For this project, the researchers created a spongy electrode made of soft, conductive materials that overcome those issues, an effort led by Li. The modified headset features electrodes across the top strap and forehead pad, a flexible circuit with conductive traces similar to Lu’s electronic tattoos, and an EEG recording device attached to the back of the headset.
This technology will play into another major research project at UT Austin: A new robot delivery network that will also serve as the largest study to date on human-robot interactions.
Lu is a part of that project, and the VR headsets will be used by people either traveling with robots or in a remote “observatory.” They will be able to watch along from the robot’s perspective, and the device will also measure the mental load of this observation for long periods.
“If you can see through the eyes of the robot, it paints a clearer picture of how people are reacting to it and lets operators monitor their safety in case of potential accidents,” said Luis Sentis, a professor in the Department of Aerospace Engineering and Engineering Mechanics who is co-leading the robot delivery project and is a co-author on the VR EEG paper.
To test the viability of the VR EEG headset, the researchers created a game.
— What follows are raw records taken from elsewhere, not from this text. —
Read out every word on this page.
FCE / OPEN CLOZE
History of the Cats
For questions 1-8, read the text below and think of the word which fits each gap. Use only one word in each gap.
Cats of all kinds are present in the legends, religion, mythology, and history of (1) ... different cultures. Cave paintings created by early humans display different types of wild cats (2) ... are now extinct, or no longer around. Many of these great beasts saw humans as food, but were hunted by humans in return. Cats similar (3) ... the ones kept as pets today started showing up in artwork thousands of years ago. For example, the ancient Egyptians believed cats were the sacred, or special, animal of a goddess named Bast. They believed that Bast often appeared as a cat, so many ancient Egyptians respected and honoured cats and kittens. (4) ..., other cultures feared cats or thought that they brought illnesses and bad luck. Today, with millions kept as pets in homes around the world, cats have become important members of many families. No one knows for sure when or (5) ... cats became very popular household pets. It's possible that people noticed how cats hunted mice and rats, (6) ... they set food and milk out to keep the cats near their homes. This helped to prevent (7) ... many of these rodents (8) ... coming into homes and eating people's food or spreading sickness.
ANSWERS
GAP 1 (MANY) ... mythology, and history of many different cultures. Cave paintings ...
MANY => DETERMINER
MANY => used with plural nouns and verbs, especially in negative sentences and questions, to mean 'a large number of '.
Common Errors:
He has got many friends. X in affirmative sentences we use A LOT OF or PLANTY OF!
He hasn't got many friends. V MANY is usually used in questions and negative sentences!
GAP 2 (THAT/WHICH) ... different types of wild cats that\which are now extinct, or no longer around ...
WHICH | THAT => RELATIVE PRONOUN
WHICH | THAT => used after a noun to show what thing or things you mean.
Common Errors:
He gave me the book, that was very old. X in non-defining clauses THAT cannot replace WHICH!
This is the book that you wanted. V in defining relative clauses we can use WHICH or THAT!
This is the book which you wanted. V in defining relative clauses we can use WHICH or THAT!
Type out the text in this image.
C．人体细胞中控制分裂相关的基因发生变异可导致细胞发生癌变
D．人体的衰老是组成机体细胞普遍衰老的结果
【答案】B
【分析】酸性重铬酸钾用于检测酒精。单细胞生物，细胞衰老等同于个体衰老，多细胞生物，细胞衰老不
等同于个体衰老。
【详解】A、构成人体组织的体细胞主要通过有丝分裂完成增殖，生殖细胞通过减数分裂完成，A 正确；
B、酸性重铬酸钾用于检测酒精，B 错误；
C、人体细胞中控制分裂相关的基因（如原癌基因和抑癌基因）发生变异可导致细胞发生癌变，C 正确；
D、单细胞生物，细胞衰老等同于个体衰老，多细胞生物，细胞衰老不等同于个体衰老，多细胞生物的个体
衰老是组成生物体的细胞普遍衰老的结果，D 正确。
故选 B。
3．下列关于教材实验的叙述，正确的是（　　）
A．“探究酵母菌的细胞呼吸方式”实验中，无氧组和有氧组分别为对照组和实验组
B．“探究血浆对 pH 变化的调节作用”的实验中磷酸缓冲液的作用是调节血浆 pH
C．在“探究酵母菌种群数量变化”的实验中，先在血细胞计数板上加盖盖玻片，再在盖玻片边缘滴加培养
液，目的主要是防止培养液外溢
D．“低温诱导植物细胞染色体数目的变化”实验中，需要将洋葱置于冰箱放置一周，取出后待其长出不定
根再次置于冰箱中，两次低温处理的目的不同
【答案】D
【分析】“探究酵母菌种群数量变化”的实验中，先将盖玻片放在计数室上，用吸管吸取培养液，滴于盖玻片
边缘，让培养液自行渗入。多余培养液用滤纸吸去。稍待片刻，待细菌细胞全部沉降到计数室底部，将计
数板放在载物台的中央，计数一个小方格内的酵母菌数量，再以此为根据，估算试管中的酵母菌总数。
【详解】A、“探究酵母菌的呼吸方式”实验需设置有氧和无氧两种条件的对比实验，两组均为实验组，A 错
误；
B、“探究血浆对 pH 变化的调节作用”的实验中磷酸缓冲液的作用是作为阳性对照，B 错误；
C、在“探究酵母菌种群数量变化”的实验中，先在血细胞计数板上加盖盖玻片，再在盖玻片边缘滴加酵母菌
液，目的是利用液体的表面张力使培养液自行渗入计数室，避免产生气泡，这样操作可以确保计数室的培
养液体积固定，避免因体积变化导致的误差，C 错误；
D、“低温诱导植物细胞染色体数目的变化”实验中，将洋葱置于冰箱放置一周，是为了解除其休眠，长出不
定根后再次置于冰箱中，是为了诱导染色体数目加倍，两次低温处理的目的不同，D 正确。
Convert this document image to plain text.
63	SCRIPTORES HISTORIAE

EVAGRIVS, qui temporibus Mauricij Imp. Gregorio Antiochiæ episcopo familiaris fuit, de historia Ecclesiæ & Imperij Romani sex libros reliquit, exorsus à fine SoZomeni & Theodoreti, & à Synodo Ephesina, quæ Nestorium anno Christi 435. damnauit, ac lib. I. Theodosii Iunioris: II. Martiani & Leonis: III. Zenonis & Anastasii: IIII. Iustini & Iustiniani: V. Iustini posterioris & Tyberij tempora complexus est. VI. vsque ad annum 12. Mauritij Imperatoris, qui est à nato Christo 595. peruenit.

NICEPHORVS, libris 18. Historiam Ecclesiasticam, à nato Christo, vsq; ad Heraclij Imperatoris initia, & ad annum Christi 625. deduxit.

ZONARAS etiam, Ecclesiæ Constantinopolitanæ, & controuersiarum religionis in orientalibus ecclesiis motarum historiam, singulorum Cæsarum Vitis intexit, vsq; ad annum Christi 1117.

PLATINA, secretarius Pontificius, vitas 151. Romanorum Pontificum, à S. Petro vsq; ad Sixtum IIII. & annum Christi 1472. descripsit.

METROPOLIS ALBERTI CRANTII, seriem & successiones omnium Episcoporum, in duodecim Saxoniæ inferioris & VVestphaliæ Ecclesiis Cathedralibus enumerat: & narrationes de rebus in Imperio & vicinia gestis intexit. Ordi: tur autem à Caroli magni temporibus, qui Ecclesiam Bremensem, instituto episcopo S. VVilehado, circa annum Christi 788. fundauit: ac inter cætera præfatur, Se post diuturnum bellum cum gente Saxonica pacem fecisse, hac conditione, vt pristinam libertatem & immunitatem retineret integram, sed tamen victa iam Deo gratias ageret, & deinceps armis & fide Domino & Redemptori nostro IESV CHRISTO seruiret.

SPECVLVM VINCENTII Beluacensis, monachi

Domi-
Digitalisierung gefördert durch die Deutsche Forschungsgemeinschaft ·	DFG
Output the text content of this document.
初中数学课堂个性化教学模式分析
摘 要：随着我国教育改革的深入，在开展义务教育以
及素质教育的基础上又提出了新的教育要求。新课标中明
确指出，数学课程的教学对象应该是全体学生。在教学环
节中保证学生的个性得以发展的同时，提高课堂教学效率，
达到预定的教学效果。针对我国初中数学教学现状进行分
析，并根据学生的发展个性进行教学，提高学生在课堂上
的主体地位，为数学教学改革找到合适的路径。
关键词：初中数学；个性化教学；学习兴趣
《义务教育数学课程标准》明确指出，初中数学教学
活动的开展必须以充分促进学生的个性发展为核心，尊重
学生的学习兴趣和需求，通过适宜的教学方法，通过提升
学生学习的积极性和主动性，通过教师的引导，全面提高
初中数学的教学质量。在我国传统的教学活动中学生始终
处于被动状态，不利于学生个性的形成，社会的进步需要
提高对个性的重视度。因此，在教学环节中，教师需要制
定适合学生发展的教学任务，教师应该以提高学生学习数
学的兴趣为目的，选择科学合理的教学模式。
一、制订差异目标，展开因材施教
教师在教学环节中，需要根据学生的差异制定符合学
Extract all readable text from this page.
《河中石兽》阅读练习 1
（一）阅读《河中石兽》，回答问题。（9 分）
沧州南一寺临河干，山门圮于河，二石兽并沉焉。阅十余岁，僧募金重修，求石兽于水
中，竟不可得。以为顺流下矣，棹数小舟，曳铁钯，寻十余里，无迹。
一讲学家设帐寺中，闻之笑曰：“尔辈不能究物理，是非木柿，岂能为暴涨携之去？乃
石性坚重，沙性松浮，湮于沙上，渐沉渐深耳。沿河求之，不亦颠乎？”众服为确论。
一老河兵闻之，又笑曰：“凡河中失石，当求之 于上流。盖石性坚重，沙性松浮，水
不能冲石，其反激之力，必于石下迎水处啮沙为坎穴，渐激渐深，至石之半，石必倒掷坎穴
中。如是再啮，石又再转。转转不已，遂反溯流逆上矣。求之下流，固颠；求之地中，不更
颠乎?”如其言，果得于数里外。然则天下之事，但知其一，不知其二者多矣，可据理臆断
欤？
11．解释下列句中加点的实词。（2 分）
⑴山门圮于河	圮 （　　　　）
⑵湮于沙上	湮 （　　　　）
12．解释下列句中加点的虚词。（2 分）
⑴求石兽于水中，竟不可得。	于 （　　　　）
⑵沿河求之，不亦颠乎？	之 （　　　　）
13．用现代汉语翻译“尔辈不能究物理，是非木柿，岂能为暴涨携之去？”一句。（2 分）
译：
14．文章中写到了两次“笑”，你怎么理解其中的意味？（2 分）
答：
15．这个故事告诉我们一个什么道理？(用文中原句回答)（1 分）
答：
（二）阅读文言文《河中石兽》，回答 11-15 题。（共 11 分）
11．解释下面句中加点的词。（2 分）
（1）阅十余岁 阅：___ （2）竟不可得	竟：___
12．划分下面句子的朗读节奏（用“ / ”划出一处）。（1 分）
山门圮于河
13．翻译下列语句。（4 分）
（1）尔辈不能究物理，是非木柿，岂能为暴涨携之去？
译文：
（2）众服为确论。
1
They worked with José del R. Millán, a faculty member in the Chandra Family Department of Electrical and Computer Engineering and the Dell Medical School and an expert in brain-machine interfaces, to develop a driving simulation that has the user press a button to react to turn commands.
The EEG measures the brain activity of the users as they make driving decisions. In this case, it shows how closely the subjects are paying attention.
The researchers have filed preliminary patent paperwork for the EEG, and they’re open to partner with VR companies to create a built-in version of the technology.